Niniejszy wpis jest pomyślany jako krótkie zagajenie dyskusji o związkach miedzy trzema pojęciami: danymi, informacją i wiedzą. Temat ten podejmowaliśmy już wcześniej, np. w ramach wpisu Informacyjna piramida, tutaj jednak wznowimy go — głównie z myślą o studentach wydziału WEiTI PW (z którymi będziemy kontynuować dyskusję na żywo, podczas zajęć filozoficznych).
Zanim przejdziemy do dyskusji warto wyjaśnić, że w odpowiednio szerokim kontekście termin „informacja” rozumie się bardzo szeroko. Nawet tak szeroko, że zarówno dane, jak i wiedzę, utożsamia się z pewnymi postaciami informacji. Dla przykładu: informacje zawarte w podręcznikach akademickich to jakaś wiedza, a informacje przechowywane w pamięci komputerów to jakieś dane.
Tutaj jednak z tak szerokiego sposobu rozumienia informacji zrezygnujemy. Będziemy próbowali tak wyostrzyć nasz język, aby mimo wszystko rozróżnić informację i wiedzę, oraz informację i dane. W konsekwencji zaś będziemy chcieli nakreślić pewien obraz związków miedzy trzema wymienionymi pojęciami.
Informację tak zinterpretowaną umieścimy dodatkowo w kontekście czynności poznawczych ludzkiego umysłu. Będziemy zatem rozumieć ją jako coś, co gromadzą, przetwarzają i wykorzystują indywidualne umysły. (Co nie znaczy, że w dyskusji nie będziemy mogli wyjsć poza kontekst psychologiczny, np. w stronę komputerów!)
Intencje powyższe dobrze oddaje fragment szerszego TEKSTU, który proponuję uznać (i fragment, i cały tekst) za punt wyjścia dalszej dyskusji.
Oto ten fragment:
Z przyjętym tutaj rozumieniem przetwarzanych przez umysł informacji łączy się pewien metaforyczny obraz, który potraktuję dalej jako punkt wyjścia do omówienia związków między sferą informacji/wiedzy a sferą wartości. Obraz ten będę określał mianem informacyjnej piramidy.
Informacyjna piramida składa się z trzech poziomów, których układ odpowiada następującej obserwacji: przetwarzane przez umysł informacje są, z jednej strony, w określony sposób kodowane, a z drugiej strony, mogą stać się podstawą lub elementem podmiotowej wiedzy.

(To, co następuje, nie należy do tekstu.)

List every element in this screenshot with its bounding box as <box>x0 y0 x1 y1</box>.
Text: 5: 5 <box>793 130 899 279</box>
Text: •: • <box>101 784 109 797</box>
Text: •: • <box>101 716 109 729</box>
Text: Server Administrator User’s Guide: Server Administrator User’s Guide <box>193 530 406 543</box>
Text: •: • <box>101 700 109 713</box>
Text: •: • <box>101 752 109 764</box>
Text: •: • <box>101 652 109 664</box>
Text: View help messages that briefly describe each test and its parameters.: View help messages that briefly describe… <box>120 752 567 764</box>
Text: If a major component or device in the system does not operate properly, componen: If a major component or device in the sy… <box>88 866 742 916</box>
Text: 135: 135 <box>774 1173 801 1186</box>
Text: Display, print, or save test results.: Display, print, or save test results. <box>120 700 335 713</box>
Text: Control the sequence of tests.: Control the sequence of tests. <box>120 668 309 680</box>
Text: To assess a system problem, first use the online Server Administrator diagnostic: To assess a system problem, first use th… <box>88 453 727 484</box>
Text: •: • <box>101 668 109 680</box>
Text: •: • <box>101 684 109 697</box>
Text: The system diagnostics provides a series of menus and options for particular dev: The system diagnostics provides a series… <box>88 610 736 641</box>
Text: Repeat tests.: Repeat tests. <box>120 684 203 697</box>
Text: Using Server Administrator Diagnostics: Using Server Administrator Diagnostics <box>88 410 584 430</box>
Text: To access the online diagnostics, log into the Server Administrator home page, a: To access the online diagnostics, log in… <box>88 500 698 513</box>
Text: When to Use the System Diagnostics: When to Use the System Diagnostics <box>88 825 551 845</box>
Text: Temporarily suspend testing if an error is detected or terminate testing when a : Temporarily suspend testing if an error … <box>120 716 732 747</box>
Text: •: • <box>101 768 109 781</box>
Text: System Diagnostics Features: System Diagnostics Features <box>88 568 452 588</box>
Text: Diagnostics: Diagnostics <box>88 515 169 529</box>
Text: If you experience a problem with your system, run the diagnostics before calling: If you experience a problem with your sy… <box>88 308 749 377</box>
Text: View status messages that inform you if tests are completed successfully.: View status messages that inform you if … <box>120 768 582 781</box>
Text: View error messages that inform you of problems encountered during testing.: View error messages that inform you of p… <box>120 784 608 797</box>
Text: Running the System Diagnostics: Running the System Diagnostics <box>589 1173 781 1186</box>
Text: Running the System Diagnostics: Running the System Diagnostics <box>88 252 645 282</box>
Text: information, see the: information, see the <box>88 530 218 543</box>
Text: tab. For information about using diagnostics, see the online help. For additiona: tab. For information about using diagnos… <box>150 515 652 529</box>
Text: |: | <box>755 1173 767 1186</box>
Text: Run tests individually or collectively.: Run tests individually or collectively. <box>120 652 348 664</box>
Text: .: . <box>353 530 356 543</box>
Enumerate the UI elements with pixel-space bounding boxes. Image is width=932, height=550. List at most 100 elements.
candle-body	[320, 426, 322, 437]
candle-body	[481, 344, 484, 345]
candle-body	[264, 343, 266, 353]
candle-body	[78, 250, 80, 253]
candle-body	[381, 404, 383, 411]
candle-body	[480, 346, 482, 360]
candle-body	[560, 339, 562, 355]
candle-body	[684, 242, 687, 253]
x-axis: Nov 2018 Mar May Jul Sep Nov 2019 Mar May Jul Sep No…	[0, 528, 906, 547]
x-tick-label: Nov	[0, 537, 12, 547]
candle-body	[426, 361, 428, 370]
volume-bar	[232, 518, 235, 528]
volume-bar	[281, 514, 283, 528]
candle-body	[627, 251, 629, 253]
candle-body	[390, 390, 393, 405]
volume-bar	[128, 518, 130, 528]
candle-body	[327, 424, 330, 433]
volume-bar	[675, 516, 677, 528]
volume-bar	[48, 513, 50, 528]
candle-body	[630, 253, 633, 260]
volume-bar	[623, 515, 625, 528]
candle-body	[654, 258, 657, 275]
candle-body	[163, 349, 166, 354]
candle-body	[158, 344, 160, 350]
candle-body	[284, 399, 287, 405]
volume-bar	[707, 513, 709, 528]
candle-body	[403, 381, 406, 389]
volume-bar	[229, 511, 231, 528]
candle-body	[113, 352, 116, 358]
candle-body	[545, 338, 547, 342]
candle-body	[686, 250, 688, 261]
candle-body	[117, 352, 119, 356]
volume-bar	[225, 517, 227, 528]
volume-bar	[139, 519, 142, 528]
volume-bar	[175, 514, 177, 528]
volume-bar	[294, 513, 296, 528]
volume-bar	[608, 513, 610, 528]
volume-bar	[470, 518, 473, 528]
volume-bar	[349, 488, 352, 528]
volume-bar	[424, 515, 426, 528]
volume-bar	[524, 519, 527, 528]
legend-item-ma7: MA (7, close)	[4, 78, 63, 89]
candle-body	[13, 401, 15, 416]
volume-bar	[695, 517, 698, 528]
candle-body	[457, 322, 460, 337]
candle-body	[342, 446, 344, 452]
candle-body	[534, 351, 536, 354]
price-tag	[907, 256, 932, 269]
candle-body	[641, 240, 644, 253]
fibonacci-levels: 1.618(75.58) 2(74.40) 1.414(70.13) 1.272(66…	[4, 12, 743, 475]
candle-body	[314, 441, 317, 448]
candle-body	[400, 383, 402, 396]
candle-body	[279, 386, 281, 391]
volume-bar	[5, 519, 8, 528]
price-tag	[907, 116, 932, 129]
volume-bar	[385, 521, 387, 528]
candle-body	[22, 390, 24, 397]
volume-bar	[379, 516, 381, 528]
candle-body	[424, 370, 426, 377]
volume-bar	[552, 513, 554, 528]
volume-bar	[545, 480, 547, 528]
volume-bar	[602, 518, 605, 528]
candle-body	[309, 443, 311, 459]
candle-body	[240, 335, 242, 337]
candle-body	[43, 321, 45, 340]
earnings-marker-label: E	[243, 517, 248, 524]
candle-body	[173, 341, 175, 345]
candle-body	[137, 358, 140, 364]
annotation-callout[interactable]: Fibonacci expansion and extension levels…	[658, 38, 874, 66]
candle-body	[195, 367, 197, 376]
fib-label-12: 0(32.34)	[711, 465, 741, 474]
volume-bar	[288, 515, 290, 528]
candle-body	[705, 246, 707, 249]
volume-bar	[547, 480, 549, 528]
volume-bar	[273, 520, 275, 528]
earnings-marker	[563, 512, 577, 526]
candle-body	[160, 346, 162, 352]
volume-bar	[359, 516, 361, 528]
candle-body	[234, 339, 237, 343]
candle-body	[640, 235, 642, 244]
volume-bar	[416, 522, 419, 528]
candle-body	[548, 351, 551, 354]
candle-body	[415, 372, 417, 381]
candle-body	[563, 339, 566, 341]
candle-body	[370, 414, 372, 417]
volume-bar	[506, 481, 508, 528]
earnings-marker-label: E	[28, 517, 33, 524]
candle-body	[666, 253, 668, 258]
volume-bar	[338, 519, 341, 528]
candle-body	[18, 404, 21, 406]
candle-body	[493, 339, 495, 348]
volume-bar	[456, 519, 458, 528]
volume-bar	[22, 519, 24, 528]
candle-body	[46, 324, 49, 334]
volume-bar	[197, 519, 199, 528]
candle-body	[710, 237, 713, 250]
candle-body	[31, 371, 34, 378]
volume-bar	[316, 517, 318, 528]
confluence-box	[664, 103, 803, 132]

Zgodnie z tą obserwacją na najniższym poziomie piramidy sytuują się dane, czyli pewne niezinterpretowane łańcuchy symboli określonego kodu; nad nimi górują informacje, czyli dane zinterpretowane, wplecione jakoś w ludzką świadomość i mające określony sens; na informacjach z kolei nabudowuje się poziom wiedzy – czyli ogółu informacji zweryfikowanych przez podmiot, a więc dostatecznie dobrze dlań uzasadnionych.
Piramida obejmuje zatem trzy poziomy – I. dane, II. informację i III. wiedzę – które wspierają się na twardym gruncie faktów, a więc tego, co dzieje się w otaczającym naszą konstrukcję świecie. Wejście na poziom I. zapewnia zdolność rozpoznawania czysto fizycznych regularności w świecie (które są odzwierciedlane w danych); do przejścia z poziomu I. na poziom II. jest niezbędna czynność interpretowania (danych); zaś z poziomu II. na III. – czynność weryfikacji czy też uzasadniania prawdziwości pozyskiwanych informacji.
Zauważyć trzeba, że granice między poszczególnymi segmentami piramidy pozostają rozmyte – choć dla potrzeb naszego wywodu warto je wyostrzyć. Na przykład: informacje pretendujące do roli wiedzy mogą być w różnym stopniu weryfikowane (wiele z nich sytuuje się zatem gdzieś pomiędzy czystą informacją a czystą wiedza), zaś o każdej danej powiedzieć można, że niesie ze sobą pewną informację (choćby taką, która wskazuje sposób jej automatycznego przetworzenia).
Przechodząc zatem do dyskusji….
Jak rozumiecie Państwo relacje w trójkącie <dane, informacja, wiedza>?
Co jest tu najważniejsze?
Co sprawia, że dane mogą przeobrazić się w informację, a ta ostatnia w wiedzę?
A może nasze trójczłonowe rozróżnienie trzeba jeszcze bardziej wysubtelnić i wprowadzić dodatkowe poziomy piramidy?
(…)
Serdecznie zapraszam do dyskusji – Paweł Stacewicz.